Date Published: May 13, 2008
Publisher: Public Library of Science
Author(s): Russell Bennetts, Rachel Seabrook
Abstract: Russell Bennetts and Rachel Seabrook discuss the implications of a new case-crossover study that links retail alcohol sales and violent assaults.
Partial Text: The relationship between alcohol sales, alcohol consumption patterns, and levels of violence is well established. In a meta-analysis of data from seven countries, Jason Bond and colleagues estimated that the fraction of violence-related injuries attributable to alcohol is between 28% and 43% . There is a stronger link between alcohol impairment and being a victim of violence than between alcohol impairment and suffering from accidental injuries .
Factors that have been shown to be important in the link between alcohol sales and violence include the volume of alcohol consumed and its pattern of consumption , cultural characteristics , social context , and income inequality . Alongside socioeconomic and sociodemographic variables [7,8], alcohol outlet density (i.e., the number of alcohol retail outlets per unit population) has previously been found to influence levels of violence. In a spatial analysis looking at the relationship between alcohol outlet density and assaults, Michael Livingston found a positive and non-linear relationship, with an accelerating increase in violence beyond a threshold density of outlets .
Ray and colleagues sought to add to the existing evidence on the link between alcohol sales and risk of assault. Survey data have been the preferred source of many previous studies, and the authors state that such methods tend to lack adequate controls. For this reason the authors used computerised medical records and accurate sales data from Ontario, Canada. Using an empirical case-crossover method seldom used in studying alcohol and violence, the authors aimed to elucidate further the link between alcohol sales and risk of being a victim of assault.
On first reading Ray and colleagues’ paper, a number of questions come to mind, such as, is there any evidence that the incidents studied were indeed alcohol-related?
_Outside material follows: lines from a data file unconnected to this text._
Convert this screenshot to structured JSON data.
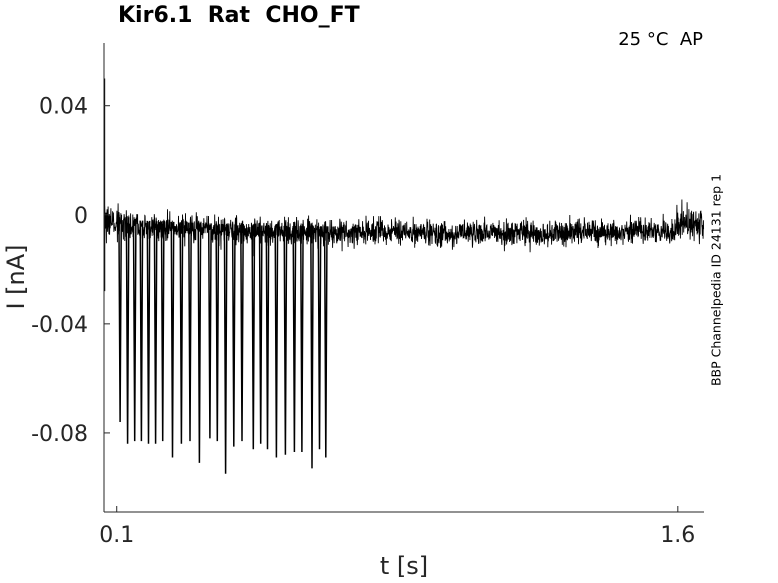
{
  "chart_data": {
    "type": "line",
    "title": "Kir6.1  Rat  CHO_FT",
    "annotation": "25 °C  AP",
    "side_label": "BBP Channelpedia ID 24131 rep 1",
    "xlabel": "t [s]",
    "ylabel": "I [nA]",
    "xlim": [
      0.066,
      1.67
    ],
    "ylim": [
      -0.109,
      0.063
    ],
    "xticks": [
      0.1,
      1.6
    ],
    "xtick_labels": [
      "0.1",
      "1.6"
    ],
    "yticks": [
      0.04,
      0,
      -0.04,
      -0.08
    ],
    "ytick_labels": [
      "0.04",
      "0",
      "-0.04",
      "-0.08"
    ],
    "grid": false,
    "line_color": "#000000",
    "series": [
      {
        "baseline": [
          [
            0.067,
            -0.002
          ],
          [
            0.12,
            -0.002
          ],
          [
            0.14,
            -0.004
          ],
          [
            0.5,
            -0.006
          ],
          [
            1.2,
            -0.007
          ],
          [
            1.58,
            -0.006
          ],
          [
            1.6,
            -0.004
          ],
          [
            1.67,
            -0.003
          ]
        ],
        "noise_amplitude": [
          [
            0.067,
            0.011
          ],
          [
            0.14,
            0.007
          ],
          [
            1.58,
            0.007
          ],
          [
            1.6,
            0.009
          ],
          [
            1.67,
            0.011
          ]
        ],
        "artifacts": [
          [
            0.067,
            0.05
          ],
          [
            0.0672,
            -0.028
          ]
        ],
        "spikes": [
          [
            0.109,
            -0.076
          ],
          [
            0.129,
            -0.084
          ],
          [
            0.148,
            -0.083
          ],
          [
            0.166,
            -0.083
          ],
          [
            0.185,
            -0.084
          ],
          [
            0.204,
            -0.084
          ],
          [
            0.223,
            -0.083
          ],
          [
            0.249,
            -0.089
          ],
          [
            0.273,
            -0.084
          ],
          [
            0.296,
            -0.083
          ],
          [
            0.321,
            -0.091
          ],
          [
            0.349,
            -0.082
          ],
          [
            0.369,
            -0.083
          ],
          [
            0.391,
            -0.095
          ],
          [
            0.413,
            -0.085
          ],
          [
            0.435,
            -0.083
          ],
          [
            0.465,
            -0.086
          ],
          [
            0.485,
            -0.084
          ],
          [
            0.503,
            -0.086
          ],
          [
            0.527,
            -0.089
          ],
          [
            0.551,
            -0.088
          ],
          [
            0.575,
            -0.087
          ],
          [
            0.595,
            -0.087
          ],
          [
            0.622,
            -0.093
          ],
          [
            0.642,
            -0.086
          ],
          [
            0.659,
            -0.089
          ]
        ]
      }
    ]
  }
}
Was any information collected on the victims’ drinking behaviour, either at the time of the assault, or one week earlier (the control period)? Can the researchers be sure that alcohol was drunk within a few hours of purchase? Did the assault take place close to the victim’s home (the latter being the basis for identifying the closest liquor outlet)?
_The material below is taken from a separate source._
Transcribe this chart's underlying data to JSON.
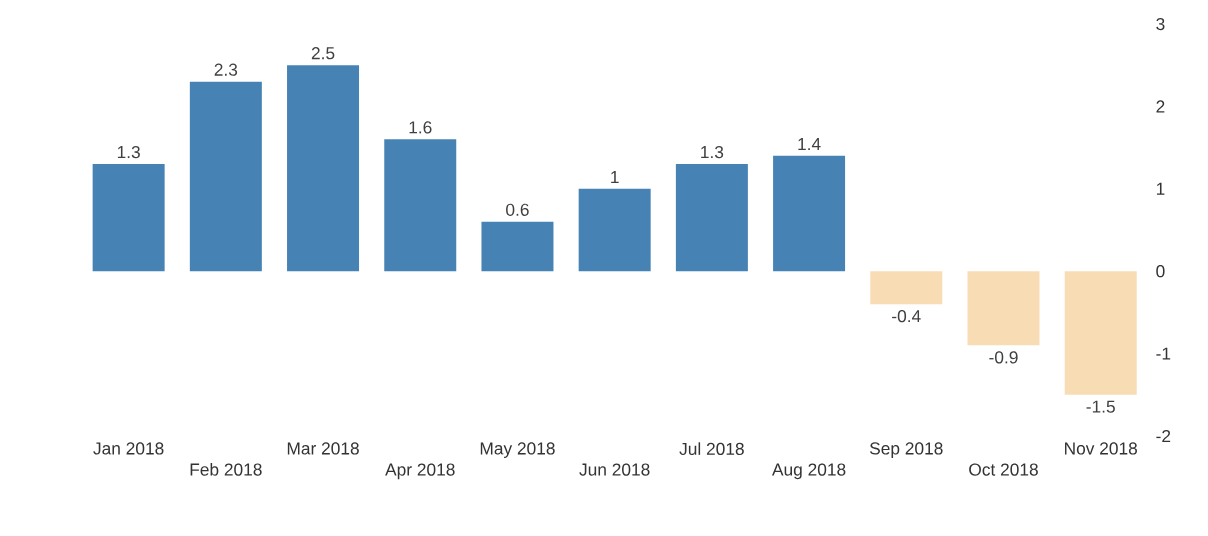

Whilst the simple empirical finding of an association between alcohol sales and violence is of value in itself, for a deeper understanding it is worthwhile considering possible mechanisms underlying this relationship. For alcohol bought and drunk on licensed premises, drinkers are already in a public place, surrounded by other people, with obvious opportunities for violence. For off-license (liquor store) sales, the focus of Ray and colleagues’ study, the course of events is less obvious.
This new study illustrates the role that alcohol sales from retail outlets play in affecting the risk of suffering a serious assault. The findings suggest that the relevant officials should consider restricting availability of alcohol from retail stores if they wish to reduce the likelihood of violence in their area of jurisdiction.